All I've done so far is get the sequence in this form: $$\sqrt[n] \frac{n^{n+\frac{1}{n}}}{(n+\frac{1}{n})^{n}} = \sqrt \frac{n^{(1+n^{-2})n}}{(n+\frac{1}{n})^n}=\frac{n^{1+n^{-2}}}{n+\frac{1}{n}} = \frac{n^{\frac{n^2+1}{n^{2}}}}{n^{2}+1}$$
But, I'm not even sure if I'm on the right track here. Any guidance is appreciated.
$$\sqrt[n] \frac{n^{n+\frac{1}{n}}}{(n+\frac{1}{n})^{n}} = \frac{n^{1 + \frac{1}{n^2}}}{n + \frac{1}{n}}=\frac{n^{1 + \frac{1}{n^2}}}{n(1 + \frac{1}{n^2})}$$
Let $x = 1 + \frac{1}{n^2}$, then
$$\frac{n^{1 + \frac{1}{n^2}}}{n(1 + \frac{1}{n^2})} = \frac{n^x}{n\cdot x}$$
See, that:
$$\lim_{n \rightarrow \infty} (1 + \frac{1}{n^2}) = 1$$
So this means, that eventually, the numerator and denominator will be equal for $n$ to infinity, which means that
$$\lim_{n \rightarrow \infty} \sqrt[n] \frac{n^{n+\frac{1}{n}}}{(n+\frac{1}{n})^{n}} = 1$$
But as $\frac{n^{1 + \frac{1}{n^2}}}{n(1 + \frac{1}{n^2})} = \frac{n^x}{nx}$ will always be greater than one ($n^x > nx$ here for $n \in \mathbb{N}$), the root test tells you that the series is divergent (as the limit "strictly approaches from above").
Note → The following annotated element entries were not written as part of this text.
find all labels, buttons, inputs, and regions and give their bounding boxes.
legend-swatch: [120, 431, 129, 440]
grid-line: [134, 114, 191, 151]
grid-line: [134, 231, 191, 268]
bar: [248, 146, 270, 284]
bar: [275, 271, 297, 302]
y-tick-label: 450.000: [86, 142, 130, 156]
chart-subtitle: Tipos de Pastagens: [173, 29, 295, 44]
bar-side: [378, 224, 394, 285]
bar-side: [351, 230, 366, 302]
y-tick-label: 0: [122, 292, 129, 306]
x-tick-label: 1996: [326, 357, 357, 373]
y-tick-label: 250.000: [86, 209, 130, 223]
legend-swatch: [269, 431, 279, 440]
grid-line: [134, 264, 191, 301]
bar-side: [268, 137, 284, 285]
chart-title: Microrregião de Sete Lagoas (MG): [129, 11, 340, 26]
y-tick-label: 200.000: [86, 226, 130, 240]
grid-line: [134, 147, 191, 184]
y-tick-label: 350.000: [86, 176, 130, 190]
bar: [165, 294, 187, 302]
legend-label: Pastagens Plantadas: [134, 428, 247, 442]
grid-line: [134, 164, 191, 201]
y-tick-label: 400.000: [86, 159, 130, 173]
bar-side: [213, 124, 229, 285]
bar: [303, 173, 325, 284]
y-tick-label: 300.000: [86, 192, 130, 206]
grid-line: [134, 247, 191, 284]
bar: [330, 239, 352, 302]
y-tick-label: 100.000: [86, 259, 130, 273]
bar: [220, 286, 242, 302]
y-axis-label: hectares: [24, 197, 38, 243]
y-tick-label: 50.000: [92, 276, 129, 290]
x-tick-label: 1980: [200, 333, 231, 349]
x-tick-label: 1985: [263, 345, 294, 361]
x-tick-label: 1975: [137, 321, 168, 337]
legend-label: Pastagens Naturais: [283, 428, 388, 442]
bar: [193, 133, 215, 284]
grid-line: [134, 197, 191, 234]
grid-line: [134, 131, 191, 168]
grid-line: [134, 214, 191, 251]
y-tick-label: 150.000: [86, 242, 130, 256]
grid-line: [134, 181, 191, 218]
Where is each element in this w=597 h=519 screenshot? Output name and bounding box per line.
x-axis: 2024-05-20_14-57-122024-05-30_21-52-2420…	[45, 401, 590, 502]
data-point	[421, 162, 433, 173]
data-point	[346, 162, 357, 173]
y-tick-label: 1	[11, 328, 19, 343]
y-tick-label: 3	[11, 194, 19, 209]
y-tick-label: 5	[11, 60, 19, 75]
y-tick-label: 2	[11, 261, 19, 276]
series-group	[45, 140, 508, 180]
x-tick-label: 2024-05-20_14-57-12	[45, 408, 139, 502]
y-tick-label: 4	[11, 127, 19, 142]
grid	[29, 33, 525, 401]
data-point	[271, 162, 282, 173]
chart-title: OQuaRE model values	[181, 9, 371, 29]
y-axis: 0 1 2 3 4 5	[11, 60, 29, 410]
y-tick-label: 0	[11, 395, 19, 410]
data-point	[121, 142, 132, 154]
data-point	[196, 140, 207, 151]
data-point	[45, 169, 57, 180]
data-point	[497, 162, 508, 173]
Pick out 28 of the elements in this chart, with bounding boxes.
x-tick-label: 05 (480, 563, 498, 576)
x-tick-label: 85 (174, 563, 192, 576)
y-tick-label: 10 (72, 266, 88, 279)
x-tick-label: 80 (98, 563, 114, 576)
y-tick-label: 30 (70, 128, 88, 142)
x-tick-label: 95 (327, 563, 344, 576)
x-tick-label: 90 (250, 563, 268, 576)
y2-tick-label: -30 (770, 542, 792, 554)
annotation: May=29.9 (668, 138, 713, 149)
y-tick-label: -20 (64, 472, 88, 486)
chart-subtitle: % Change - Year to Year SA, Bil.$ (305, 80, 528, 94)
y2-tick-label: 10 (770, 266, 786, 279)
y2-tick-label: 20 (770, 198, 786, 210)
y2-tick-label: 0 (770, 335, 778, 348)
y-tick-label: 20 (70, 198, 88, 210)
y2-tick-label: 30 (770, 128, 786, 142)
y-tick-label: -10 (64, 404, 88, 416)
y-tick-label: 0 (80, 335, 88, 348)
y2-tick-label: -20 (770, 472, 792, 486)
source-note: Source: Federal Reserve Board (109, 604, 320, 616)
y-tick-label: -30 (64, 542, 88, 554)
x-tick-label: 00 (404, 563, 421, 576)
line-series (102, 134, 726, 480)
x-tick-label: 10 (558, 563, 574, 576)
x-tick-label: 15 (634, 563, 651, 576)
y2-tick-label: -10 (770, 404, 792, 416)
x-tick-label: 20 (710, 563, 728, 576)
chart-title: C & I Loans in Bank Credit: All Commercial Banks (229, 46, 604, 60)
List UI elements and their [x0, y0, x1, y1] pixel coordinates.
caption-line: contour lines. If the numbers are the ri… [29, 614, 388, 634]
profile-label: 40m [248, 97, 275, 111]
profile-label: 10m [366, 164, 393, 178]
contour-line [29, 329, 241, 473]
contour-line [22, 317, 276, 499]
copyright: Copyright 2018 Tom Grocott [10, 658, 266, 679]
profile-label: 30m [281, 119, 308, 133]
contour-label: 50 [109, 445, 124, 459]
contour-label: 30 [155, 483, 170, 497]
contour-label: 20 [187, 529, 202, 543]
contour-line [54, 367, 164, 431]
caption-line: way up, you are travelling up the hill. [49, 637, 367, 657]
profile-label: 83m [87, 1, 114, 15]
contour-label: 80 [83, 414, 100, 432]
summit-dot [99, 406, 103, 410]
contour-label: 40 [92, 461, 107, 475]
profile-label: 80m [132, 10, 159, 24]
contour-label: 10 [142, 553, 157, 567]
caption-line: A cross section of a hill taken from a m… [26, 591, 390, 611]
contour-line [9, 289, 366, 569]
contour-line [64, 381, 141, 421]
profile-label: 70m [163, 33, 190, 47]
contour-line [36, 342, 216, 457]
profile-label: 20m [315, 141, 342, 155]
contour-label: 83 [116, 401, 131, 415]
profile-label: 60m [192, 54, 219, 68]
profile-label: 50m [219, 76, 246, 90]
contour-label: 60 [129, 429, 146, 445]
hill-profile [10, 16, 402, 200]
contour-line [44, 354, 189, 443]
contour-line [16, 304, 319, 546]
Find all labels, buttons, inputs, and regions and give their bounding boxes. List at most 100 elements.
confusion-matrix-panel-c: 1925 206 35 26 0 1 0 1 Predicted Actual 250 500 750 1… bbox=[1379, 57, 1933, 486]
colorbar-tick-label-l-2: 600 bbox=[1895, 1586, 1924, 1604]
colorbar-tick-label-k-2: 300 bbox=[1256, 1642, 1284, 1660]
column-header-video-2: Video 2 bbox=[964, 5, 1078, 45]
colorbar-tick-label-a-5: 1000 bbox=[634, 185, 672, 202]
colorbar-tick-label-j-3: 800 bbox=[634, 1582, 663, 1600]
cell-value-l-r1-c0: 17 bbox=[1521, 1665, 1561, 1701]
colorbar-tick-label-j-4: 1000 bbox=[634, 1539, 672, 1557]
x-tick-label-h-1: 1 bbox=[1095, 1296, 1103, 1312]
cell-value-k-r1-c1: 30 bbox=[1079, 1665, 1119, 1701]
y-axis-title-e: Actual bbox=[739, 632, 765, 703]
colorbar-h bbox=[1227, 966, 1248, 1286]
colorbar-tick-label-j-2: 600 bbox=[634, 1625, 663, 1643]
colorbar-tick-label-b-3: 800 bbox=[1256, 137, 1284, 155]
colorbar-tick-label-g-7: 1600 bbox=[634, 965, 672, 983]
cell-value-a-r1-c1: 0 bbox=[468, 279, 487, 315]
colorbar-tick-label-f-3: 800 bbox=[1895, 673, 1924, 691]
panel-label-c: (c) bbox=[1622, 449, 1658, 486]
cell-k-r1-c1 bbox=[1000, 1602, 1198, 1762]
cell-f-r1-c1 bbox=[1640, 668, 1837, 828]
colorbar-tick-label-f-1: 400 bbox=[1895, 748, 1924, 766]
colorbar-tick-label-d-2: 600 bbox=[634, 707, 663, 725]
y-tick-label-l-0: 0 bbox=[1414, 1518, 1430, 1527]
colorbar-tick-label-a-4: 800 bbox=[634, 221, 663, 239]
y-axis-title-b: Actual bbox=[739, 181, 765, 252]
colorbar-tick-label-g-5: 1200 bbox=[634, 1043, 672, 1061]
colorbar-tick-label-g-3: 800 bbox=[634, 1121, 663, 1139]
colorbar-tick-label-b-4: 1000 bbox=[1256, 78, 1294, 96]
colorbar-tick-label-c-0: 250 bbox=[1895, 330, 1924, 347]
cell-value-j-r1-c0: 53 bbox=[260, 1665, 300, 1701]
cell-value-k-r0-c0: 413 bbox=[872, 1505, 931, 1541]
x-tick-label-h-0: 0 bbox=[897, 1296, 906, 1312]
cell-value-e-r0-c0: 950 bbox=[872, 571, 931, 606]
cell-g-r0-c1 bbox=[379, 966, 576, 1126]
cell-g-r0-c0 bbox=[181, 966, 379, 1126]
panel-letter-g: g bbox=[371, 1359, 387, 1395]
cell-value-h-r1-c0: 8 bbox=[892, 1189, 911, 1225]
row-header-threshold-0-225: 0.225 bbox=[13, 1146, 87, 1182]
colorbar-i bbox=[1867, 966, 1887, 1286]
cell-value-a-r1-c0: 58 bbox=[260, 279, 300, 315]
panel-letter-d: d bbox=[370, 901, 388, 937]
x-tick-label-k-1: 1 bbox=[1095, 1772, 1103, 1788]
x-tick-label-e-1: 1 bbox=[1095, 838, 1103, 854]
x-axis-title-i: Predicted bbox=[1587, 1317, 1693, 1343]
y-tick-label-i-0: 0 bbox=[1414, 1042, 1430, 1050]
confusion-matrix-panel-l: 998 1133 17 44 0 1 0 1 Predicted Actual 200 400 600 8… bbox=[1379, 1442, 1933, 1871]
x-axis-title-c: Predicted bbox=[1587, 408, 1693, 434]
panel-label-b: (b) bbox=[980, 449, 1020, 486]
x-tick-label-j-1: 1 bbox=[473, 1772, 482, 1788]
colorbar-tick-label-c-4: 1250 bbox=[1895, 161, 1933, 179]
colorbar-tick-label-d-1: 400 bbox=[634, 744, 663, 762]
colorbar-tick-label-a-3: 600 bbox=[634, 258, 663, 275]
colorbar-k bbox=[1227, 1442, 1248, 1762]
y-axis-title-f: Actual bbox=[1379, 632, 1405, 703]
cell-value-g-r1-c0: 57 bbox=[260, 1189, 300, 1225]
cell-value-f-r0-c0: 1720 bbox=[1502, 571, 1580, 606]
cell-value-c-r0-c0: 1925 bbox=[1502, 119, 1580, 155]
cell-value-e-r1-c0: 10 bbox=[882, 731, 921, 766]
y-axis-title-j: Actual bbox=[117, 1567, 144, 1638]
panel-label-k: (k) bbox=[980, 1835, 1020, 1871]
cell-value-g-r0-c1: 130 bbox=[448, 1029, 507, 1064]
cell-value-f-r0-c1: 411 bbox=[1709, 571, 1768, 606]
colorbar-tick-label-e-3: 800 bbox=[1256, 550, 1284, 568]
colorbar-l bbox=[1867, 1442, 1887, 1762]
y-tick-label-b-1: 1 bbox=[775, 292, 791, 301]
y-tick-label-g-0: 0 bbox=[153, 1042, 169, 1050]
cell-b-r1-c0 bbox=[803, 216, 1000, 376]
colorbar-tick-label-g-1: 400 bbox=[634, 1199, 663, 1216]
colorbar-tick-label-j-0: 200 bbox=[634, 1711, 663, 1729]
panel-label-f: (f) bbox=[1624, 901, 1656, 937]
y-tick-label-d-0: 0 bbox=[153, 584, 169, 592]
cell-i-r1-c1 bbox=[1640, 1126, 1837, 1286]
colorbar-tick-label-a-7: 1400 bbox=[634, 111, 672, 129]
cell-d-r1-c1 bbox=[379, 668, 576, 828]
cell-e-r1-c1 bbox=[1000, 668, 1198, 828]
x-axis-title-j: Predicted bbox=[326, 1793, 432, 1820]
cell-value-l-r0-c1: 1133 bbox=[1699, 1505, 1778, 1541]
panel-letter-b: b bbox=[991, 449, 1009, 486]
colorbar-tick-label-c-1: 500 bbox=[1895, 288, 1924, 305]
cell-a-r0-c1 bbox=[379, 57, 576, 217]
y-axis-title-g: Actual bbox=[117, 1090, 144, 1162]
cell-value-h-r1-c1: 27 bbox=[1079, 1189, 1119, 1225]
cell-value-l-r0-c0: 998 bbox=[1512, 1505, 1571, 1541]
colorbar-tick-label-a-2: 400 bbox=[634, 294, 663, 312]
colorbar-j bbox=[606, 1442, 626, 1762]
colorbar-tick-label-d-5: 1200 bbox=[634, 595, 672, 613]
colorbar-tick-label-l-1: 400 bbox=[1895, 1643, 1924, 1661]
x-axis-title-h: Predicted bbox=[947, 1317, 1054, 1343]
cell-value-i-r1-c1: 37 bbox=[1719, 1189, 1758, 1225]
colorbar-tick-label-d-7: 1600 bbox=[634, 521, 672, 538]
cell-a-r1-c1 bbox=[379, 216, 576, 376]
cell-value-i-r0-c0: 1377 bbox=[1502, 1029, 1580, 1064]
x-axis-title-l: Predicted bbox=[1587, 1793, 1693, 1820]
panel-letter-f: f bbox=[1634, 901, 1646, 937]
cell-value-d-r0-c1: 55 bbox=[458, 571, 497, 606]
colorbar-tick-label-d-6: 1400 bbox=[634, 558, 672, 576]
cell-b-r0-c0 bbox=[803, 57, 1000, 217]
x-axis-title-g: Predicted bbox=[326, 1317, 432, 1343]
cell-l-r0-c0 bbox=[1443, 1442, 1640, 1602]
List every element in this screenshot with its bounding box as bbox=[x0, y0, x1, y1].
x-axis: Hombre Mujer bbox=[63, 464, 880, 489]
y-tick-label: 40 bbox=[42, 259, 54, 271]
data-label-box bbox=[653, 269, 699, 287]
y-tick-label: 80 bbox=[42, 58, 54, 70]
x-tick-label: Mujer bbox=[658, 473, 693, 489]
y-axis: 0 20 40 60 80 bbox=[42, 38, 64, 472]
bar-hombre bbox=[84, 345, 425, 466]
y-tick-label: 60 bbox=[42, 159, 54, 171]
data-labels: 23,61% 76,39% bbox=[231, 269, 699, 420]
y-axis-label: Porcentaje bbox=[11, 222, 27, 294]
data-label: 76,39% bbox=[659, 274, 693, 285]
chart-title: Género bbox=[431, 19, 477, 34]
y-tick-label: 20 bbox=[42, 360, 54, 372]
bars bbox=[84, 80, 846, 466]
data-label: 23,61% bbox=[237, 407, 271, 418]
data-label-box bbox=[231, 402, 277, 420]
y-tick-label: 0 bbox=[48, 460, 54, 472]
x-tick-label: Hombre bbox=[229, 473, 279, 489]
If I am not mistaken $$A=\sqrt[n] \frac{n^{n+\frac{1}{n}}}{(n+\frac{1}{n})^{n}}= \frac{n^{2+\frac{1}{n^2}}}{n^2+1}$$ Taking logarithms and using Taylor expansion $$\log(A)=\frac{\log (n)-1}{n^2}+\frac{1}{2 n^4}+O\left(\frac{1}{n^5}\right)$$ Continuing $$A=e^{\log(A)}=1+\frac{\log (n)-1}{n^2}+O\left(\frac{1}{n^4}\right)$$
You are on the right track, now you just need to determine the limit of the sequence you got and see what the root test tells you about your series. hint: $\frac{n^{1+n^{-2}}}{n+\frac{1}{n}} = \frac{(\sqrt[n]{n})^{\frac{1}{n}}}{1+\frac{1}{n^2}}$
From your third step we have
$$\frac{n^{1+\frac1{n^2}}}{n+\frac{1}{n}}=\frac{n^{\frac1{n^2}}}{1+\frac{1}{n^2}} \to 1$$
indeed $n^{\frac1{n^2}}=e^{\frac{\log n}{n^2}} \to 1$.
Moreover we have that eventually
$$a_n=\frac{n^{\frac1{n^2}}}{1+\frac{1}{n^2}}=\sqrt[n^2]{\frac{n}{\left(1+\frac1{n^2}\right)^{n^2}}}>1$$
since $\left(1+\frac1{n^2}\right)^{n^2}<3$ (refer here for the proof) from which we can conclude by root test.